The BCG/HBS study found that consultants using AI outside the tool's capability boundary were 19 percentage points less likely to produce correct answers than those not using AI at all. When automation fails in this context, the errors are often harder to catch precisely because the model's output looks credible.
Bias and Opacity
Current AI models, including LLMs, exhibit measurable biases and cannot fully explain how they arrive at outputs. The Financial Stability Board's 2024 report identifies explainability and opacity as specific financial-stability vulnerabilities, alongside model risk, data quality, and third-party concentration.
In a fiduciary context, "the model said so" is not a defensible answer. Explainable AI frameworks are improving, but they aren't mature enough to eliminate the need for human review.
The Regulatory Environment
That gap in explainability is part of why regulators are moving carefully. Formal AI-specific rules for investment advisers are still developing:
- FINRA (2024) reminds member firms that existing obligations — supervision, communications, books and records, customer information protection — apply to generative AI use without modification
- SEC (2023) proposed rules requiring broker-dealers and investment advisers to address conflicts of interest in predictive data analytics; no final rule has been issued
- FCA (2024) describes an outcomes-based, technology-agnostic approach rather than prescriptive AI-specific rules
In practice: benchmark against existing model risk management standards — the Federal Reserve's SR 11-7 framework remains the foundational reference — and establish internal governance before scaling AI across client-facing workflows.

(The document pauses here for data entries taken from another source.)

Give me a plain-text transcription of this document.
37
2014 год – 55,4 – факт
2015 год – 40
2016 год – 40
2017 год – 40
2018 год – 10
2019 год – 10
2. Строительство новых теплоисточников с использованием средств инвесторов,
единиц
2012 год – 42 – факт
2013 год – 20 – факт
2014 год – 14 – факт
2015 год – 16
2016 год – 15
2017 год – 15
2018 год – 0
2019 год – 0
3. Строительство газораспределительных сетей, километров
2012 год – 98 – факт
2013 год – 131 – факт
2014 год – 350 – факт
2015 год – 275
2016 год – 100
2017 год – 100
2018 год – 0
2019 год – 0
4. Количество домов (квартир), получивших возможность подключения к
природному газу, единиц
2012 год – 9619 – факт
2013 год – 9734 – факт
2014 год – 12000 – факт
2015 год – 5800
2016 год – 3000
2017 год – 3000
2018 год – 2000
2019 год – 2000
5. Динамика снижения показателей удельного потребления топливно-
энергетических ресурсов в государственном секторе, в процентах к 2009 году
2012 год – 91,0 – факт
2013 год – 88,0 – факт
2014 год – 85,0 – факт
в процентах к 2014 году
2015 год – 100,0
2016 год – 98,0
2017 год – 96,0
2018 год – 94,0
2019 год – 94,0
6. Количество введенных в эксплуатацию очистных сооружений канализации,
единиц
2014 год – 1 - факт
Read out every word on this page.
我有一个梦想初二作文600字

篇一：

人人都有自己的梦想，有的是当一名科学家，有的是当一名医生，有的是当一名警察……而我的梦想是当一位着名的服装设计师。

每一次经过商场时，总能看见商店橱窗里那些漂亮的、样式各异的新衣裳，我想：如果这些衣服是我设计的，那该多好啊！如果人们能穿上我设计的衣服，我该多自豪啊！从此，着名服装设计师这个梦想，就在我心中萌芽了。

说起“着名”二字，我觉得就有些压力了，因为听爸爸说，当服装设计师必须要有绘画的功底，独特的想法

Frequently Asked Questions
What is AI used for in investment management?
AI supports investment research and data synthesis, portfolio optimization, risk and compliance monitoring, and client communication. It functions primarily as a productivity and insight tool — accelerating analysis, automating preparation tasks, and surfacing relevant information — rather than as an autonomous decision-maker.
How is AI changing the role of financial advisers?
AI reduces the time advisers spend on manual data tasks, preparation, and report generation, freeing capacity for client relationships and complex planning. The adviser's judgment, empathy, and fiduciary responsibility remain central — none of that transfers to a machine.
What are the risks of using AI in investment management?
The primary risks include overreliance and skill erosion, model bias and limited explainability, data privacy exposure, and regulatory uncertainty. Each requires ongoing human oversight and internal governance — tool-level safeguards alone aren't enough.
Can smaller advisory firms benefit from AI tools?
Accessible, SaaS-based AI tools don't require large IT infrastructure. Independent advisers and RIAs can realize real time savings from off-the-shelf platforms for research synthesis, client reporting, and presentation preparation — at price points designed for individual practitioners.
What's the difference between traditional AI and generative AI in finance?
Traditional AI handles pattern recognition, quantitative predictions, and algorithmic trading. Generative AI creates content, synthesizes natural language, and works with unstructured data — earnings transcripts, news, filings. That capability is what's reshaping how wealth and asset managers communicate, research, and prepare client materials.
How should investment professionals start integrating AI into their practice?
Take a workflow-first approach: identify the highest-friction tasks, pilot one or two purpose-built tools, measure time savings and output quality, and scale the tools that deliver results. Broad adoption without clear use case definition wastes time and budget.